Ein weiterer Treffpunkt war die Waschstelle im Freien, vor deren Anziehungskraft offenbar auch der Gelehrtenstand nicht sicher war. In seinem Bild Waschstelle zeigt Hongdo Kim einen Gelehrten, der auf seinen sozialen Stand sowie geistigen Führungsanspruch so stolz ist, dass er bei seiner unwürdigen Neugier ausgerechnet auf die arbeitenden Weiber niederen Standes sein Inkognito wahren will.
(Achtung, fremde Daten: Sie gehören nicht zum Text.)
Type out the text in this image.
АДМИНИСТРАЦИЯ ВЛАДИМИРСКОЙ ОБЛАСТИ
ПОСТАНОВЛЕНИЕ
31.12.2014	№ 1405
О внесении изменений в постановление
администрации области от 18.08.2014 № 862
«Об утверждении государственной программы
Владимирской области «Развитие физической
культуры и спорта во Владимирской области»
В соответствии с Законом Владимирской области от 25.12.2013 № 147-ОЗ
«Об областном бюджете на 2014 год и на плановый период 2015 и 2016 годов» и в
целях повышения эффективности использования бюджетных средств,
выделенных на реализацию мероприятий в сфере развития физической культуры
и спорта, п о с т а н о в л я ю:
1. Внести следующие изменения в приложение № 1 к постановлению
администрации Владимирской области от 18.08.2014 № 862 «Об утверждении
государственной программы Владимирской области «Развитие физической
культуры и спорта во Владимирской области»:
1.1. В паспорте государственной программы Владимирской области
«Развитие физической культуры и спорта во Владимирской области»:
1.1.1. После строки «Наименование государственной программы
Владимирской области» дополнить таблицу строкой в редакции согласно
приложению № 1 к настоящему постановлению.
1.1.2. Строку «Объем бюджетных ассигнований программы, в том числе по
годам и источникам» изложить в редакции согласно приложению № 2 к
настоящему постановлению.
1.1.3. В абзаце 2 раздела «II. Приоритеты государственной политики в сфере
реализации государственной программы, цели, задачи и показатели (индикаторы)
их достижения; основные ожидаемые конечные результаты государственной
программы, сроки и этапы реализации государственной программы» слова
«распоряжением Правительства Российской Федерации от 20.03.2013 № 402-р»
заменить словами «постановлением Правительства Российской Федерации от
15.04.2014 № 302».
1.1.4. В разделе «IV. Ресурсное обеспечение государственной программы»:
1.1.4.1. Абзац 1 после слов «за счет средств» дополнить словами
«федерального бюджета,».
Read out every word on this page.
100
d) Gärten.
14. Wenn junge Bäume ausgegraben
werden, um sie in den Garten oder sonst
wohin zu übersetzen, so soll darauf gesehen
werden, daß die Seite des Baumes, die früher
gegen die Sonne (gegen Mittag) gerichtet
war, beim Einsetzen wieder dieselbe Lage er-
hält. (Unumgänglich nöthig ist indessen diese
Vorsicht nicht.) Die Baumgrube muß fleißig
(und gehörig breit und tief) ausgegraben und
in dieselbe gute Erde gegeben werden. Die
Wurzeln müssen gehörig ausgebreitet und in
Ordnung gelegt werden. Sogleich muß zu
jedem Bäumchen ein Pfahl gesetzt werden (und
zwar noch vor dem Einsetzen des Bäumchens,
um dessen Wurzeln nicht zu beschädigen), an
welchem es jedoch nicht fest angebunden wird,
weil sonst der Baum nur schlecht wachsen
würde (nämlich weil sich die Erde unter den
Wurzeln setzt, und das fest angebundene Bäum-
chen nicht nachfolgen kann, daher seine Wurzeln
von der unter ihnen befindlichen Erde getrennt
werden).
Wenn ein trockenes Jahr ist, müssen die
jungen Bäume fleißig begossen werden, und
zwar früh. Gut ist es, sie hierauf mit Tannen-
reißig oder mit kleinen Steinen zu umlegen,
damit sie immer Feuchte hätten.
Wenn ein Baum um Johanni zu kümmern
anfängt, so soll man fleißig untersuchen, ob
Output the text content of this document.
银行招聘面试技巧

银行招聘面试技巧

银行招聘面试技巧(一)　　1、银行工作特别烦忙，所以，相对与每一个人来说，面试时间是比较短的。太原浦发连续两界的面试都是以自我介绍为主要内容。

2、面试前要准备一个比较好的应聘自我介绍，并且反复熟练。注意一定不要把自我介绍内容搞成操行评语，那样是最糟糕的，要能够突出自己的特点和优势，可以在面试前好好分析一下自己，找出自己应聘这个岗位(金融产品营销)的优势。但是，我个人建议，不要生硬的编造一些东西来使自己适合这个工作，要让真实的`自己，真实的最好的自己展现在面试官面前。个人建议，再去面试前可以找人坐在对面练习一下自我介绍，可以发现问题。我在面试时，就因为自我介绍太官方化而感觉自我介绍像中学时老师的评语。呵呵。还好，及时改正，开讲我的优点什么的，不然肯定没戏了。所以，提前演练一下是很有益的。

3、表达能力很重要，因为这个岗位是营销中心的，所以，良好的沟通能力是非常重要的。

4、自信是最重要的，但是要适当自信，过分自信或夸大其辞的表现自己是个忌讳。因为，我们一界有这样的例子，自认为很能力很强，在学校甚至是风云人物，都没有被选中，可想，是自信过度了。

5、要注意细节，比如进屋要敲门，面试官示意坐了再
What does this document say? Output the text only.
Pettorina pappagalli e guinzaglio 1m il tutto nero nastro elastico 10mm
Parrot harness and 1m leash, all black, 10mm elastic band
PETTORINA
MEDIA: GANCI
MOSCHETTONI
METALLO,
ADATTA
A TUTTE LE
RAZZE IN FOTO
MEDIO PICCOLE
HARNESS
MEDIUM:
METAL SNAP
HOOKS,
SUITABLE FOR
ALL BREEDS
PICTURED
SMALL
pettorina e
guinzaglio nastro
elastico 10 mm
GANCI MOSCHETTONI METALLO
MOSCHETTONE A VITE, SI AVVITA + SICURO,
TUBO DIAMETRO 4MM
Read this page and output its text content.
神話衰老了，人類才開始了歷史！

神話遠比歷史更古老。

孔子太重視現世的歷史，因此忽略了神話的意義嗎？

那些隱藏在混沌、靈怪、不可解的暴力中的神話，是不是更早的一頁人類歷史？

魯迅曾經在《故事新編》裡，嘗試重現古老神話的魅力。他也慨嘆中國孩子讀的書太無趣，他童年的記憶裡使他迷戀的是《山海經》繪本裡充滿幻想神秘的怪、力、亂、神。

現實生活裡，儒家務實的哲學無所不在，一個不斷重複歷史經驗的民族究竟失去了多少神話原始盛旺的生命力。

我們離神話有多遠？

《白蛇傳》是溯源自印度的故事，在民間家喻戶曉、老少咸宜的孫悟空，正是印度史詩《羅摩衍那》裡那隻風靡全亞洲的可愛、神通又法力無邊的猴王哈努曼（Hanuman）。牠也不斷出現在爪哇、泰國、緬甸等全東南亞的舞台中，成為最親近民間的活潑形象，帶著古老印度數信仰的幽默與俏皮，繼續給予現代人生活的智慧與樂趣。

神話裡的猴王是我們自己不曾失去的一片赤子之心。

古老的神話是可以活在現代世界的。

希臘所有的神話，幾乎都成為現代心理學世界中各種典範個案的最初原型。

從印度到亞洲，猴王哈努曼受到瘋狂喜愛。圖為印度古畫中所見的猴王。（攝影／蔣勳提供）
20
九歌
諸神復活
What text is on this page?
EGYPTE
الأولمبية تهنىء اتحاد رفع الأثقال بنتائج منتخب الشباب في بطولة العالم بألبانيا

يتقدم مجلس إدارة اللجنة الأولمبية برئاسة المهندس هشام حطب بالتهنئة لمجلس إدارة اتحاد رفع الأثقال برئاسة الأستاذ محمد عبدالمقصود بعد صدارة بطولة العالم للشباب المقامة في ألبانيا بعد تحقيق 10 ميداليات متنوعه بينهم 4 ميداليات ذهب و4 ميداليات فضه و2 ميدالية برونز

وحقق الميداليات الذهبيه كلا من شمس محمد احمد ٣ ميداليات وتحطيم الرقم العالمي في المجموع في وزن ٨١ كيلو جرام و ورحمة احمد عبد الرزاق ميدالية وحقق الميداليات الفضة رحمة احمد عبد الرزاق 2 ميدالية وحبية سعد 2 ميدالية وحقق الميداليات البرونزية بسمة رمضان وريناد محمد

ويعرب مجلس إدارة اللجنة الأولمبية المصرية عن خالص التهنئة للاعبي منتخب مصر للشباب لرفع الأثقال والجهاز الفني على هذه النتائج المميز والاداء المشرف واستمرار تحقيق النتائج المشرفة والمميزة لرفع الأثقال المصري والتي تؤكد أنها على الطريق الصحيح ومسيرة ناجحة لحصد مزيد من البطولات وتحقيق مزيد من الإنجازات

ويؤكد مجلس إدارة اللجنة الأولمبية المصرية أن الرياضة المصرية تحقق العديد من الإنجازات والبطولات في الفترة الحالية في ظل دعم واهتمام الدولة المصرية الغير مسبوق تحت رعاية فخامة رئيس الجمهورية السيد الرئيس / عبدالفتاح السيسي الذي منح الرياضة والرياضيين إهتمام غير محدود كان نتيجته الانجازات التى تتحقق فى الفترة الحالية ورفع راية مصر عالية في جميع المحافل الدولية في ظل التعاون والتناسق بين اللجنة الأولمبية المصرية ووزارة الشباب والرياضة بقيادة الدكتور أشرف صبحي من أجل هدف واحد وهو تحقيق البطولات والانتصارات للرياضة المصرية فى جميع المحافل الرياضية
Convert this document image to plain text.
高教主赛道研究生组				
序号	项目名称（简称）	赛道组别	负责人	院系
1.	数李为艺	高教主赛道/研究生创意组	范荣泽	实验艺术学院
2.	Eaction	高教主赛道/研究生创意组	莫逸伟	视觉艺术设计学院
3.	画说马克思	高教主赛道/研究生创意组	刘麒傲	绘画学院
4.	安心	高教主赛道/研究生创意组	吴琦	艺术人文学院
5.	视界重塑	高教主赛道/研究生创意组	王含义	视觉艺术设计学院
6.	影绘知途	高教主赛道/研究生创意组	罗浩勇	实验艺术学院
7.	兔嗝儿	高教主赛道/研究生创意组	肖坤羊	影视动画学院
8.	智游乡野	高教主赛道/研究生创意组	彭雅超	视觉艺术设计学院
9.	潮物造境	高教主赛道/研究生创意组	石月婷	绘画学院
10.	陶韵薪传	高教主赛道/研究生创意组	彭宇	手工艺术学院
In der als Fröhliche Unterhaltungen am Bach betitelten Waschszene von Shin, die sich nicht nur technisch besser ausnimmt als die von Kim, blickt ein vorbeigehender junger Jäger aus dem Soldatenstand, der wohl nicht um seinen Gesichtsverlust fürchten muss, sehnsüchtig über den Strom nach dem Mädchen, das seinen Blick beim Kämmen mit einem verführerischen Lächeln erwidert. Seine (jägerische) Begierde spiegelt sich diesmal in den Felsblöcken wider, die teilweise mit Büschen bedeckt sind. Die gebrechliche Greisin, irritiert durch die unsittsamen Sichtkontakte der beiden, erblickt das Mädchen, das ihre Enkelin sein könnte, mit scheltenden Augen, wobei sie sich selber aber nicht einmal um ihre eigene Blöße kümmert. Denn sie ist bereits zu alt, um sich zu schämen. Abgelenkt durch den Eindringling, schlägt die junge Frau, möglicherweise Tante oder Mutter des Mädchens, mit dem hölzernen Waschknüppel nur kraftlos noch weiter auf die Wäsche.25 Die Schönheit dieser Bilder liegt in erster Linie in der Einheit von Natur und Mensch. In den Sittenbildern Shins begegnen sich die Menschen vorwiegend in der Natur und nur zum Teil in geschlossenen Räumen.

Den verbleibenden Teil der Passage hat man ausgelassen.